Sold Out Slaves. Kenya's growing child prostitution crisis
According to a 2006 UNICEF report, one Kenyan child in three is involved in underage prostitution. It is a drastic situation caused by incredibly poor living conditions, with around 50% of the population below the poverty line. Sex tourism is flourishing and a major contributor to the sexual exploitation of minors, with Kenya among the top 5 world destinations for child abuse. Despite being illegal, child prostitution is very common, with kids as young as 8 or 9 being paid by adults to perform sex acts. It’s their only way to make a living.

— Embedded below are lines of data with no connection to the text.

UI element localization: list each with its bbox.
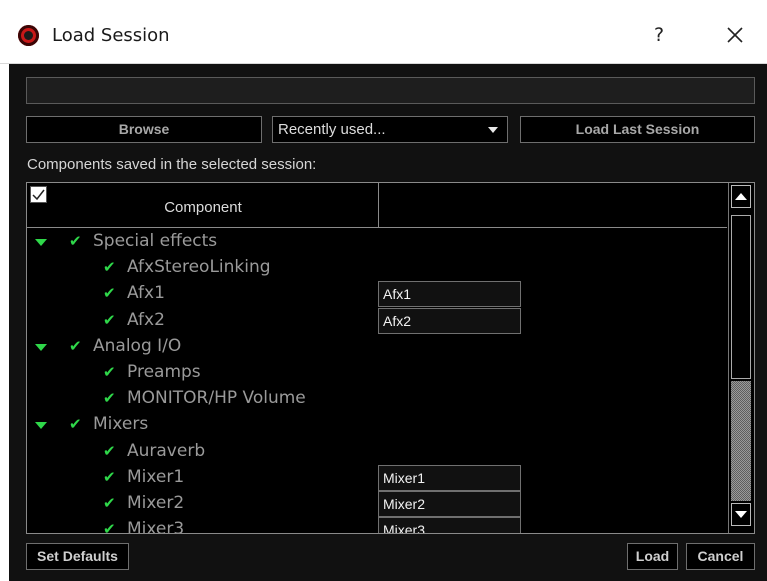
expand-triangle-icon[interactable]: [35, 422, 47, 430]
load-last-session-button[interactable]: Load Last Session: [520, 116, 755, 143]
set-defaults-button[interactable]: Set Defaults: [26, 543, 129, 570]
scroll-down-arrow-icon[interactable]: [731, 503, 751, 526]
scroll-track[interactable]: [731, 381, 751, 501]
components-tree[interactable]: Component ✔ Special effects ✔ AfxStereoLink…: [26, 182, 755, 534]
header-component-label: Component: [164, 199, 242, 216]
checkmark-icon[interactable]: ✔: [103, 389, 116, 407]
checkmark-icon[interactable]: ✔: [103, 311, 116, 329]
checkmark-icon[interactable]: ✔: [103, 520, 116, 533]
dropdown-arrow-icon: [488, 127, 498, 133]
checkmark-icon[interactable]: ✔: [103, 258, 116, 276]
checkmark-icon[interactable]: ✔: [103, 363, 116, 381]
vertical-scrollbar[interactable]: [728, 183, 754, 533]
name-cell[interactable]: Mixer1: [378, 464, 521, 491]
name-cell[interactable]: Mixer3: [378, 517, 521, 533]
tree-row-label: AfxStereoLinking: [127, 257, 271, 278]
tree-row-label: Analog I/O: [93, 335, 182, 356]
tree-row-label: Auraverb: [127, 440, 206, 461]
components-label: Components saved in the selected session…: [27, 156, 317, 173]
checkmark-icon[interactable]: ✔: [69, 232, 82, 250]
load-button[interactable]: Load: [627, 543, 678, 570]
scroll-up-arrow-icon[interactable]: [731, 185, 751, 208]
tree-row-label: Preamps: [127, 362, 201, 382]
tree-row[interactable]: ✔ Preamps: [27, 360, 727, 386]
tree-row[interactable]: ✔ Auraverb: [27, 439, 727, 465]
browse-button[interactable]: Browse: [26, 116, 262, 143]
checkmark-icon[interactable]: ✔: [103, 442, 116, 460]
checkmark-icon[interactable]: ✔: [69, 337, 82, 355]
tree-row-label: Mixer2: [127, 493, 185, 513]
expand-triangle-icon[interactable]: [35, 239, 47, 246]
name-cell[interactable]: Afx1: [378, 281, 521, 308]
tree-row[interactable]: ✔ Mixer1 Mixer1: [27, 464, 727, 491]
window-title: Load Session: [52, 25, 170, 46]
tree-row[interactable]: ✔ MONITOR/HP Volume: [27, 386, 727, 412]
tree-row[interactable]: ✔ Analog I/O: [27, 334, 727, 360]
tree-row-label: Afx2: [127, 309, 165, 330]
checkmark-icon[interactable]: ✔: [103, 284, 116, 302]
tree-row[interactable]: ✔ Mixer3 Mixer3: [27, 517, 727, 534]
recent-sessions-dropdown[interactable]: Recently used...: [272, 116, 508, 143]
tree-row-label: MONITOR/HP Volume: [127, 388, 306, 409]
table-header: Component: [27, 183, 727, 228]
close-icon: [727, 27, 743, 43]
dropdown-value: Recently used...: [278, 121, 386, 138]
tree-row[interactable]: ✔ Mixer2 Mixer2: [27, 491, 727, 517]
tree-row[interactable]: ✔ Mixers: [27, 412, 727, 438]
checkmark-icon[interactable]: ✔: [103, 494, 116, 512]
tree-row-label: Special effects: [93, 231, 218, 251]
name-cell[interactable]: Mixer2: [378, 491, 521, 517]
tree-row[interactable]: ✔ Afx2 Afx2: [27, 307, 727, 334]
cancel-button[interactable]: Cancel: [686, 543, 755, 570]
tree-row[interactable]: ✔ AfxStereoLinking: [27, 255, 727, 281]
tree-row[interactable]: ✔ Special effects: [27, 229, 727, 255]
tree-row-label: Mixers: [93, 414, 149, 435]
tree-row-label: Afx1: [127, 283, 165, 304]
tree-row-label: Mixer1: [127, 466, 185, 487]
close-button[interactable]: [720, 20, 750, 50]
name-cell[interactable]: Afx2: [378, 307, 521, 334]
tree-row-label: Mixer3: [127, 519, 185, 534]
header-component-column[interactable]: Component: [27, 183, 379, 227]
tree-row[interactable]: ✔ Afx1 Afx1: [27, 281, 727, 308]
help-button[interactable]: ?: [646, 20, 672, 50]
title-bar: Load Session ?: [0, 0, 767, 64]
app-logo-icon: [18, 25, 39, 46]
scroll-thumb[interactable]: [731, 215, 751, 379]
checkmark-icon[interactable]: ✔: [103, 468, 116, 486]
expand-triangle-icon[interactable]: [35, 343, 47, 351]
session-path-field[interactable]: [26, 77, 755, 104]
checkmark-icon[interactable]: ✔: [69, 415, 82, 433]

Underage children can’t work legally in Kenya but many have to drop out of school because they can’t afford textbooks and school uniforms. Kids who have no one to care for them often end up in children’s homes where they are easy targets for abuse. At the same time, many NGOs, that are supposed to help children, are actually making money from the problem and doing nothing to solve it. In such dire conditions, a shocking number of children resort to prostitution to survive. They put their lives on the line every day as they are exposed to potential violence and life-threatening diseases.
While sex tourists take their guilty pleasures and many others profit from catering to their twisted appetites, children pay the ultimate price. Many underage sex workers have their own children at a very young age, continuing the vicious circle of kids born to extreme poverty and taking to prostitution to eat.
In this film, young prostitutes talk about what led them to the sex trade and why they can see no alternative. We also meet child protection representatives to find out what’s being done to help the victims and to combat child prostitution in Kenya.